Comme c’est souvent le cas, les conversations commencent de cette manière :
-Tu es d’où ?
-Je suis Français.
-Ah oui, la France… alors tu es nationaliste.
-Oui sûrement si tu le dis.
Au début je ne comprenais pas. Quand je vivais en France, je ne m’étais jamais réellement posé la question : «Suis-je nationaliste ?». En Italie, je n’ai pas vraiment eu le choix. C’est l’étiquette qu’on m’a collé (heureusement pas la seule).
C’est seulement après plusieurs échanges de ce type que j’ai commencé à me demander ce que les Italiens entendaient pas « nationalisme ». Alors les conversations ont évolué:
-Tu es d’où ?
-Je suis français et nationaliste.
-Ah oui je sais, vous les Français vous êtes nationalistes.
-Mais tu veux dire quoi par nationaliste ?
-Ah ben tu vois tu es nationaliste, je te l’avais dit.
-Bon d’accord…
Coincé par un raisonnement emprunté à la dialectique hégélienne je n’avais d’autre choix que de me rendre. J’ai, par la suite, souvent réfléchi à cette notion de nationalisme. Je crois qu’à la base il y a une confusion totale entre deux notions : le patriotisme et le nationalisme. Le premier appartient au domaine du sentiment et le deuxième se caractérise par une vision politique et pragmatique d’un événement social. Évidemment les deux sont souvent liés.

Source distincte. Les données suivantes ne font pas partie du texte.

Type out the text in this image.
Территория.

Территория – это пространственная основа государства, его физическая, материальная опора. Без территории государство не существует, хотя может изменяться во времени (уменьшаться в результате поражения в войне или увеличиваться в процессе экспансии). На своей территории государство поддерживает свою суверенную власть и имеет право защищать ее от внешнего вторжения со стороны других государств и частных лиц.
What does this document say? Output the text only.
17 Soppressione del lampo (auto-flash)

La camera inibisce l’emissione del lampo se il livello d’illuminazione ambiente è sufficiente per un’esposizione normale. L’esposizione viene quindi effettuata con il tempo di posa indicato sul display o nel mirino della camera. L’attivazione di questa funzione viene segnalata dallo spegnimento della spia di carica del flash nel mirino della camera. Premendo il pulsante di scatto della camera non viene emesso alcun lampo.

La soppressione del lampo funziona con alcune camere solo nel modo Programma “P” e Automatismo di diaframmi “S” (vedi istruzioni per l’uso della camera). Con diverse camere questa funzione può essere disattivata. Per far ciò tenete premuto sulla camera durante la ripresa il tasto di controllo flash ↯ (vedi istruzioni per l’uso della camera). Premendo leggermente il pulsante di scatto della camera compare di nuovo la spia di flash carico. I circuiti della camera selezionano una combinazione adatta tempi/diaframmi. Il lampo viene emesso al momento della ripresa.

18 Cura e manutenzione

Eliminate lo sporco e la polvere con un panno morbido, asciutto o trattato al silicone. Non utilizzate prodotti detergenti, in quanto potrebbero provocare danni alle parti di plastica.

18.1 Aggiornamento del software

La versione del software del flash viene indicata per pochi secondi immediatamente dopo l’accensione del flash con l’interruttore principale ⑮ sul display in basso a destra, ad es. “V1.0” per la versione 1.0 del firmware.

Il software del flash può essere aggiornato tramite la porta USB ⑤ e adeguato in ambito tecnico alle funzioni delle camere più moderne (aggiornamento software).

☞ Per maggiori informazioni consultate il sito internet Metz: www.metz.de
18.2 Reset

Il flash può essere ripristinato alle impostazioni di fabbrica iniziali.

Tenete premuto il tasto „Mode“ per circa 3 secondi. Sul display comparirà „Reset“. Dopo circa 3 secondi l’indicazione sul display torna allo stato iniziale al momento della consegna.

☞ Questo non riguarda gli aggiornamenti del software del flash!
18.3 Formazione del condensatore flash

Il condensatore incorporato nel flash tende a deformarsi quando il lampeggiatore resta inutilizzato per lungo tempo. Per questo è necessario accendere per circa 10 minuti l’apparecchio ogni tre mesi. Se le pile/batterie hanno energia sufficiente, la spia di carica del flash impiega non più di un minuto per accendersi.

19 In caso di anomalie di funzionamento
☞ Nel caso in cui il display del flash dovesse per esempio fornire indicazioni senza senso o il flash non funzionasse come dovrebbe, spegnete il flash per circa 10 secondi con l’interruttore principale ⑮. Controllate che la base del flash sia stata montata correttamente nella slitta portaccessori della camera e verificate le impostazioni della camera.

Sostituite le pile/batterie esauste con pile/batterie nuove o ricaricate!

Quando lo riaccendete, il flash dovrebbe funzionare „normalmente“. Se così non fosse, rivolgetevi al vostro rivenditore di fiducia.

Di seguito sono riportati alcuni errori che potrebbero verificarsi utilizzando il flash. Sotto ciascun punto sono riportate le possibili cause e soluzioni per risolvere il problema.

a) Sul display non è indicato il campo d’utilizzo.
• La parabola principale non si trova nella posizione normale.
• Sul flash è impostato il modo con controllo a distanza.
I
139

C’est pour cela que l’on définit génériquement le nationalisme comme étant l’esprit commun d’une population qui souhaite l’agrandissement du pouvoir national. Il convenait de se demander quelle image je laissais transparaître en tant que français pour être ainsi assuré du titre de nationaliste.
Je ne crois jamais avoir été le porteur d’une théorie qui voudrait qu’un groupe contrôle le système de distribution dans notre société. Je me suis donc laissé dire que la réponse se trouvait peut-être dans l’attachement ou pas à un système social. Le système social français qui se rapproche plus du « welfare state » des démocraties scandinaves que le système italien de ce dernier, a-t-il un lien avec le nationalisme ? C’est probable même si je n’ai jamais obtenu de réponse concrète à ce sujet.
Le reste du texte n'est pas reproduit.